Tyler W. Johannes, Ph.D., an associate professor in the University of Tulsa’s School of Chemical Engineering who is working on the project, told the Washington Free Beacon that the researchers hope to see the technology “adopted by all major hotels and used across the country.”

He said the device seeks to get hotel guests to limit their showers to seven minutes as a start.

Johannes and his team assumed the average hotel shower lasts 8.2 minutes, using 17.2 gallons of water per guest per shower.

“Initially our device/app seeks to get hotel guests to reduce their water use by 10 percent or to reduce their showers by about one minute,” he said.
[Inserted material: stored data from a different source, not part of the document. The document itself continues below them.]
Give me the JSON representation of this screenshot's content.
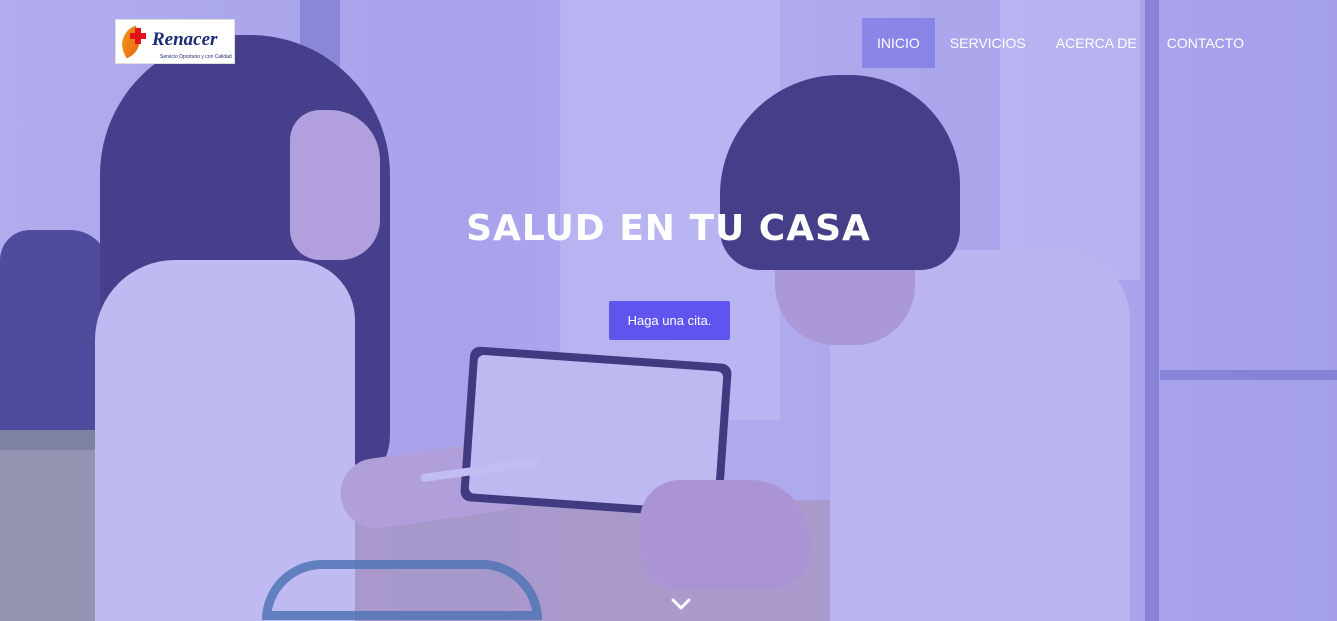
{
  "brand": {
    "logo_text": "Renacer",
    "logo_tagline": "Servicio Oportuno y con Calidad"
  },
  "nav": {
    "items": [
      {
        "label": "INICIO",
        "active": true
      },
      {
        "label": "SERVICIOS",
        "active": false
      },
      {
        "label": "ACERCA DE",
        "active": false
      },
      {
        "label": "CONTACTO",
        "active": false
      }
    ]
  },
  "hero": {
    "title": "SALUD EN TU CASA",
    "cta_label": "Haga una cita."
  },
  "colors": {
    "overlay": "#7066e6",
    "cta": "#5f55ee",
    "nav_active": "#6e67e2"
  },
  "icons": {
    "scroll": "chevron-down-icon"
  }
}
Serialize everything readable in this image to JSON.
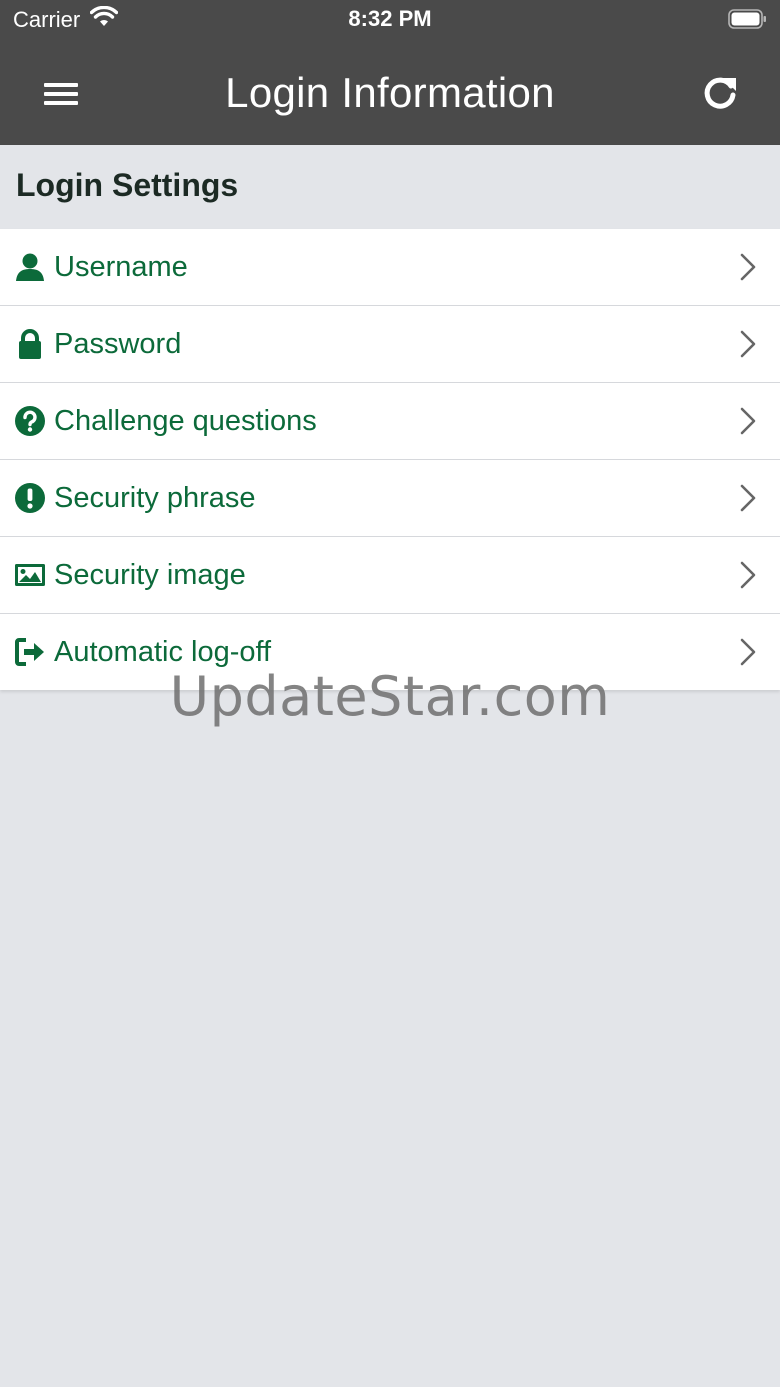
{
  "status_bar": {
    "carrier": "Carrier",
    "time": "8:32 PM",
    "wifi_icon": "wifi-icon",
    "battery_icon": "battery-full-icon"
  },
  "nav": {
    "title": "Login Information",
    "menu_icon": "hamburger-menu-icon",
    "refresh_icon": "refresh-icon"
  },
  "section": {
    "title": "Login Settings"
  },
  "items": [
    {
      "label": "Username",
      "icon": "user-icon"
    },
    {
      "label": "Password",
      "icon": "lock-icon"
    },
    {
      "label": "Challenge questions",
      "icon": "question-circle-icon"
    },
    {
      "label": "Security phrase",
      "icon": "exclamation-circle-icon"
    },
    {
      "label": "Security image",
      "icon": "image-icon"
    },
    {
      "label": "Automatic log-off",
      "icon": "sign-out-icon"
    }
  ],
  "watermark": "UpdateStar.com",
  "colors": {
    "nav_background": "#4a4a4a",
    "accent_green": "#0c6a3a",
    "page_background": "#e3e5e9",
    "list_background": "#ffffff"
  }
}
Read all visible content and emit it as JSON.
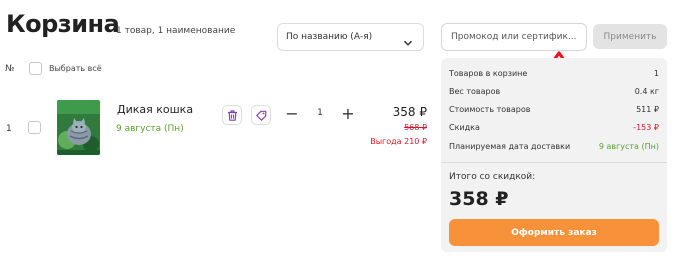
{
  "header": {
    "title": "Корзина",
    "subtitle": "1 товар, 1 наименование"
  },
  "sort": {
    "selected": "По названию (А-я)",
    "icon": "chevron-down-icon"
  },
  "promo": {
    "placeholder": "Промокод или сертифик...",
    "apply_label": "Применить"
  },
  "list_header": {
    "number_label": "№",
    "select_all_label": "Выбрать всё"
  },
  "items": [
    {
      "number": "1",
      "name": "Дикая кошка",
      "delivery_date": "9 августа (Пн)",
      "quantity": "1",
      "minus": "−",
      "plus": "+",
      "price": "358 ₽",
      "old_price": "568 ₽",
      "benefit": "Выгода 210 ₽",
      "cover_title": "ДИКАЯ КОШКА"
    }
  ],
  "summary": {
    "rows": [
      {
        "label": "Товаров в корзине",
        "value": "1"
      },
      {
        "label": "Вес товаров",
        "value": "0.4 кг"
      },
      {
        "label": "Стоимость товаров",
        "value": "511 ₽"
      },
      {
        "label": "Скидка",
        "value": "-153 ₽"
      },
      {
        "label": "Планируемая дата доставки",
        "value": "9 августа (Пн)"
      }
    ],
    "total_label": "Итого со скидкой:",
    "total_value": "358 ₽",
    "checkout_label": "Оформить заказ"
  },
  "colors": {
    "accent_orange": "#f7923a",
    "discount_red": "#d11a2a",
    "date_green": "#5a9e31",
    "annotation_arrow": "#e8141e",
    "icon_purple": "#8a3fb8"
  }
}
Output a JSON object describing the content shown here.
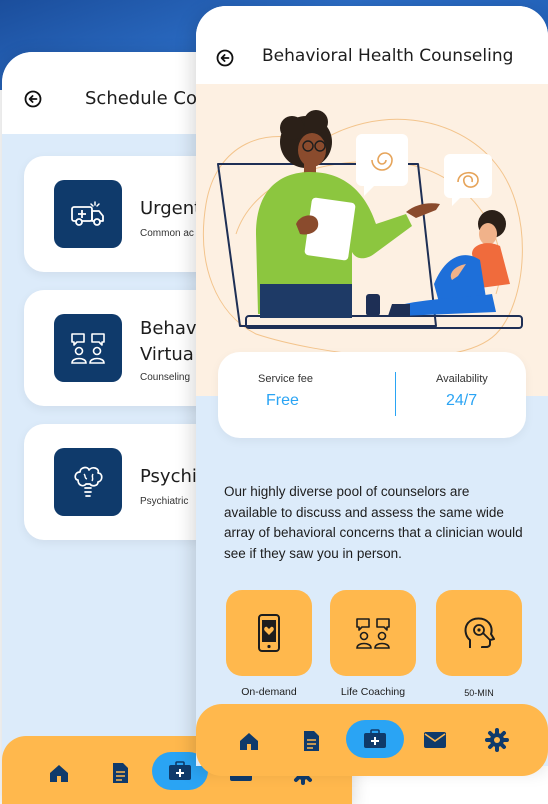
{
  "back_screen": {
    "title": "Schedule Cor",
    "services": [
      {
        "title": "Urgent",
        "subtitle": "Common ac",
        "icon": "ambulance-icon"
      },
      {
        "title_line1": "Behav",
        "title_line2": "Virtua",
        "subtitle": "Counseling",
        "icon": "people-chat-icon"
      },
      {
        "title": "Psychi",
        "subtitle": "Psychiatric",
        "icon": "brain-icon"
      }
    ]
  },
  "front_screen": {
    "title": "Behavioral Health Counseling",
    "info": {
      "fee_label": "Service fee",
      "fee_value": "Free",
      "availability_label": "Availability",
      "availability_value": "24/7"
    },
    "description": "Our highly diverse pool of counselors are available to discuss and assess the same wide array of behavioral concerns that a clinician would see if they saw you in person.",
    "features": [
      {
        "label": "On-demand",
        "icon": "phone-heart-icon"
      },
      {
        "label": "Life Coaching",
        "icon": "people-chat-icon"
      },
      {
        "label": "50-MIN",
        "icon": "head-mind-icon"
      }
    ]
  },
  "nav": {
    "items": [
      "home-icon",
      "document-icon",
      "medical-kit-icon",
      "mail-icon",
      "gear-icon"
    ],
    "active_index": 2
  },
  "colors": {
    "accent_orange": "#ffb84d",
    "accent_blue": "#2aa4f4",
    "navy": "#0f3a6b",
    "light_blue_bg": "#dcebfa",
    "cream_bg": "#fdf0e2"
  }
}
Johannes provided a link to Home Water Works, which recommends taking a five minute shower to reduce water use.

The website, which is a project of the Alliance for Water Efficiency, also suggests watering plants with discarded cold water from showers that take a long time to heat up, and taking “navy showers.”

“The method requires three steps: 1) turn on water to rinse body and hair; 2) turn off water while shampooing hair and washing body with soap and washcloth; 3) resume water flow and rinse off all shampoo and soap,” the group said. “Using this technique, the total duration of water flow can easily be reduced to 5 minutes or less.”